Apenamentos que totalizaram 02 anos e 08 meses de reclusão, em regime inicial semiaberto, e 15 dias-multa à razão mínima unitária, por maioria.
Inviabilidade de isenção da pecuniária cumulativa. Suspensão da exigibilidade das custas processuais.
APELO MINISTERIAL PROVIDO.

Apelação Crime


Oitava Câmara Criminal

Nº 70083870659 (Nº CNJ: 0025424-39.2020.8.21.7000)
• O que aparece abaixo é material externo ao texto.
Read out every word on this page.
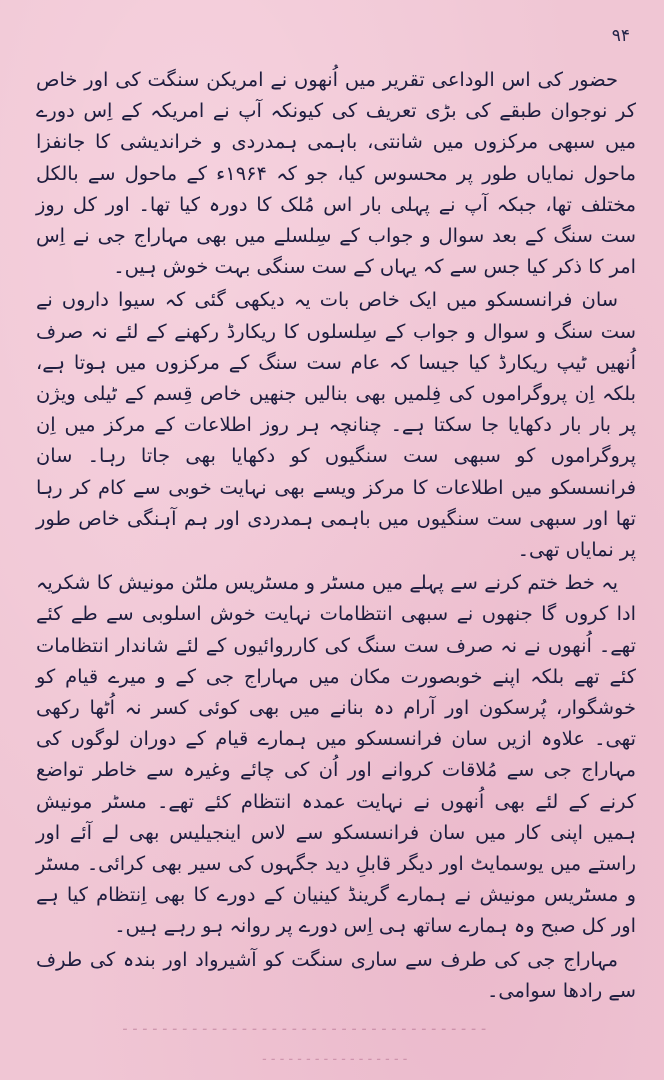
۹۴

حضور کی اس الوداعی تقریر میں اُنھوں نے امریکن سنگت کی اور خاص کر نوجوان طبقے کی بڑی تعریف کی کیونکہ آپ نے امریکہ کے اِس دورے میں سبھی مرکزوں میں شانتی، باہمی ہمدردی و خراندیشی کا جانفزا ماحول نمایاں طور پر محسوس کیا، جو کہ ۱۹۶۴ء کے ماحول سے بالکل مختلف تھا، جبکہ آپ نے پہلی بار اس مُلک کا دورہ کیا تھا۔ اور کل روز ست سنگ کے بعد سوال و جواب کے سِلسلے میں بھی مہاراج جی نے اِس امر کا ذکر کیا جس سے کہ یہاں کے ست سنگی بہت خوش ہیں۔

سان فرانسسکو میں ایک خاص بات یہ دیکھی گئی کہ سیوا داروں نے ست سنگ و سوال و جواب کے سِلسلوں کا ریکارڈ رکھنے کے لئے نہ صرف اُنھیں ٹیپ ریکارڈ کیا جیسا کہ عام ست سنگ کے مرکزوں میں ہوتا ہے، بلکہ اِن پروگراموں کی فِلمیں بھی بنالیں جنھیں خاص قِسم کے ٹیلی ویژن پر بار بار دکھایا جا سکتا ہے۔ چنانچہ ہر روز اطلاعات کے مرکز میں اِن پروگراموں کو سبھی ست سنگیوں کو دکھایا بھی جاتا رہا۔ سان فرانسسکو میں اطلاعات کا مرکز ویسے بھی نہایت خوبی سے کام کر رہا تھا اور سبھی ست سنگیوں میں باہمی ہمدردی اور ہم آہنگی خاص طور پر نمایاں تھی۔

یہ خط ختم کرنے سے پہلے میں مسٹر و مسٹریس ملٹن مونیش کا شکریہ ادا کروں گا جنھوں نے سبھی انتظامات نہایت خوش اسلوبی سے طے کئے تھے۔ اُنھوں نے نہ صرف ست سنگ کی کارروائیوں کے لئے شاندار انتظامات کئے تھے بلکہ اپنے خوبصورت مکان میں مہاراج جی کے و میرے قیام کو خوشگوار، پُرسکون اور آرام دہ بنانے میں بھی کوئی کسر نہ اُٹھا رکھی تھی۔ علاوہ ازیں سان فرانسسکو میں ہمارے قیام کے دوران لوگوں کی مہاراج جی سے مُلاقات کروانے اور اُن کی چائے وغیرہ سے خاطر تواضع کرنے کے لئے بھی اُنھوں نے نہایت عمدہ انتظام کئے تھے۔ مسٹر مونیش ہمیں اپنی کار میں سان فرانسسکو سے لاس اینجیلیس بھی لے آئے اور راستے میں یوسمایٹ اور دیگر قابلِ دید جگہوں کی سیر بھی کرائی۔ مسٹر و مسٹریس مونیش نے ہمارے گرینڈ کینیان کے دورے کا بھی اِنتظام کیا ہے اور کل صبح وہ ہمارے ساتھ ہی اِس دورے پر روانہ ہو رہے ہیں۔

مہاراج جی کی طرف سے ساری سنگت کو آشیرواد اور بندہ کی طرف سے رادھا سوامی۔

۔۔۔۔۔۔۔۔۔۔۔۔۔۔۔۔۔۔۔۔۔۔۔۔۔۔۔۔۔۔۔۔۔۔۔۔۔
۔۔۔۔۔۔۔۔۔۔۔۔۔۔۔۔۔
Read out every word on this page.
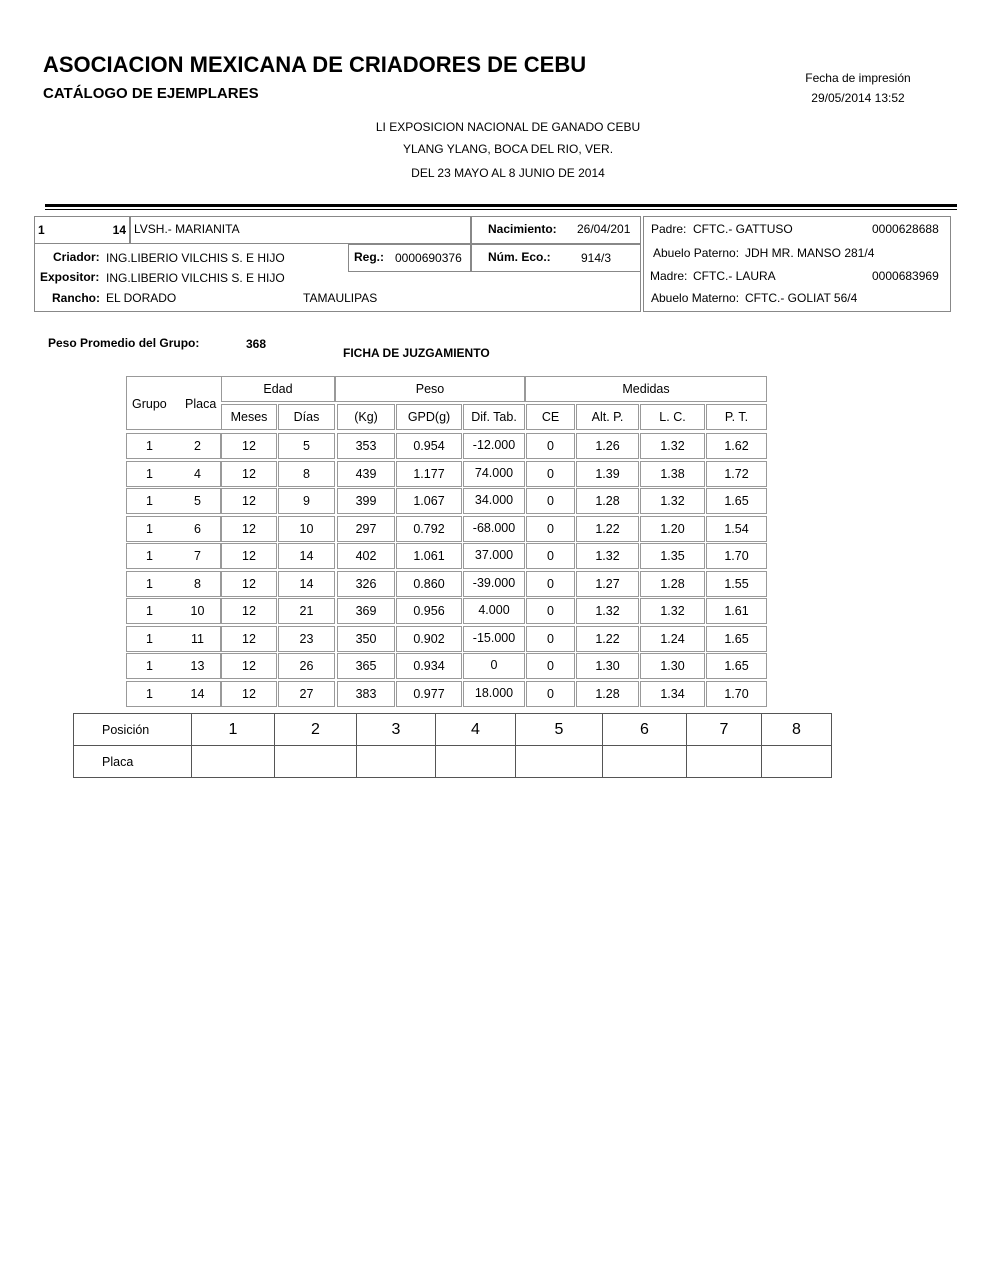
ASOCIACION MEXICANA DE CRIADORES DE CEBU
CATÁLOGO DE EJEMPLARES
Fecha de impresión
29/05/2014 13:52
LI EXPOSICION NACIONAL DE GANADO CEBU
YLANG YLANG, BOCA DEL RIO, VER.
DEL 23 MAYO AL 8 JUNIO DE 2014
1	14 LVSH.- MARIANITA	Nacimiento: 26/04/201
Criador: ING.LIBERIO VILCHIS S. E HIJO	Reg.: 0000690376 Núm. Eco.:	914/3
Expositor: ING.LIBERIO VILCHIS S. E HIJO
Rancho: EL DORADO	TAMAULIPAS
Padre: CFTC.- GATTUSO	0000628688
Abuelo Paterno: JDH MR. MANSO 281/4
Madre: CFTC.- LAURA	0000683969
Abuelo Materno: CFTC.- GOLIAT 56/4
Peso Promedio del Grupo:	368
FICHA DE JUZGAMIENTO
Grupo Placa
Edad	Peso	Medidas
Meses	Días	(Kg)	GPD(g)	Dif. Tab.	CE	Alt. P.	L. C.	P. T.
1	2	12	5	353	0.954	-12.000	0	1.26	1.32	1.62
1	4	12	8	439	1.177	74.000	0	1.39	1.38	1.72
1	5	12	9	399	1.067	34.000	0	1.28	1.32	1.65
1	6	12	10	297	0.792	-68.000	0	1.22	1.20	1.54
1	7	12	14	402	1.061	37.000	0	1.32	1.35	1.70
1	8	12	14	326	0.860	-39.000	0	1.27	1.28	1.55
1	10	12	21	369	0.956	4.000	0	1.32	1.32	1.61
1	11	12	23	350	0.902	-15.000	0	1.22	1.24	1.65
1	13	12	26	365	0.934	0	0	1.30	1.30	1.65
1	14	12	27	383	0.977	18.000	0	1.28	1.34	1.70
Posición	1	2	3	4	5	6	7	8
Placa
Comarca de Barra do Ribeiro

MINISTERIO PUBLICO


APELANTE

PRISCILA GARCIA DA SILVA


APELADO


ACÓRDÃO

Vistos, relatados e discutidos os autos.


Acordam os Desembargadores integrantes da Oitava Câmara Criminal do Tribunal de Justiça do Estado, por maioria, em dar provimento à apelação ministerial para condenar PRISCILA GARCIA DA SILVA como incursa nas sanções do artigo 155, §4º, inciso II, combinado com os artigos 61, incisos I e II, alínea ?
h?, e 65, inciso III, ?d?, todos do Código Penal, às penas de 02 anos e 08 meses de reclusão, em regime inicial semiaberto, e de 15 dias-multa à razão mínima unitária, suspensa a exigibilidade das custas processuais. Vencido o Desembargador Leandro Figueira Martins, que lhe dava provimento em menor extensão, nos termos do seu voto.
Custas na forma da lei.


Participaram do julgamento, além da signatária (Presidente), os eminentes Senhores Des.ª Fabianne Breton Baisch e Des.
Leandro Figueira Martins.

Porto Alegre, 29 de junho de 2022.


DES.ª NAELE OCHOA PIAZZETA,

Relatora.


RELATÓRIO

Des.ª Naele Ochoa Piazzeta (RELATORA)

O MINISTÉRIO PÚBLICO ofereceu denúncia contra PRISCILA GARCIA DA SILVA, nascida em 13-12-1992 (fl. 07), com 25 anos de idade, dando-a como incursa nas sanções do artigo 155, §4º, inciso II, do Código Penal, pelo fato assim narrado na peça acusatória:

[...] No dia 07 de abril de 2018, na Rua Arno Jardim Pereira, n°90, no Município de Barra do Ribeiro ?
RS, a denunciada PRISCILA GARCIA DA SILVA subtraiu, para si ou para outrem, mediante abuso de confiança aproveitando-se do fato de ser companheira do sobrinho da vítima e morar no mesmo pátio deste, o montante de R$600,00 (seiscentos reais) da vítima Onorolino Rukat Glowaski.
Por ocasião dos fatos, a denunciada aproveitou-se do fato de morar no mesmo pátio da vítima, tendo acesso à residência do mesmo e, furtou o cartão do benefício social de Onorolino, retirando o valor de R$600,00 (seiscentos reais) da conta da vítima [...]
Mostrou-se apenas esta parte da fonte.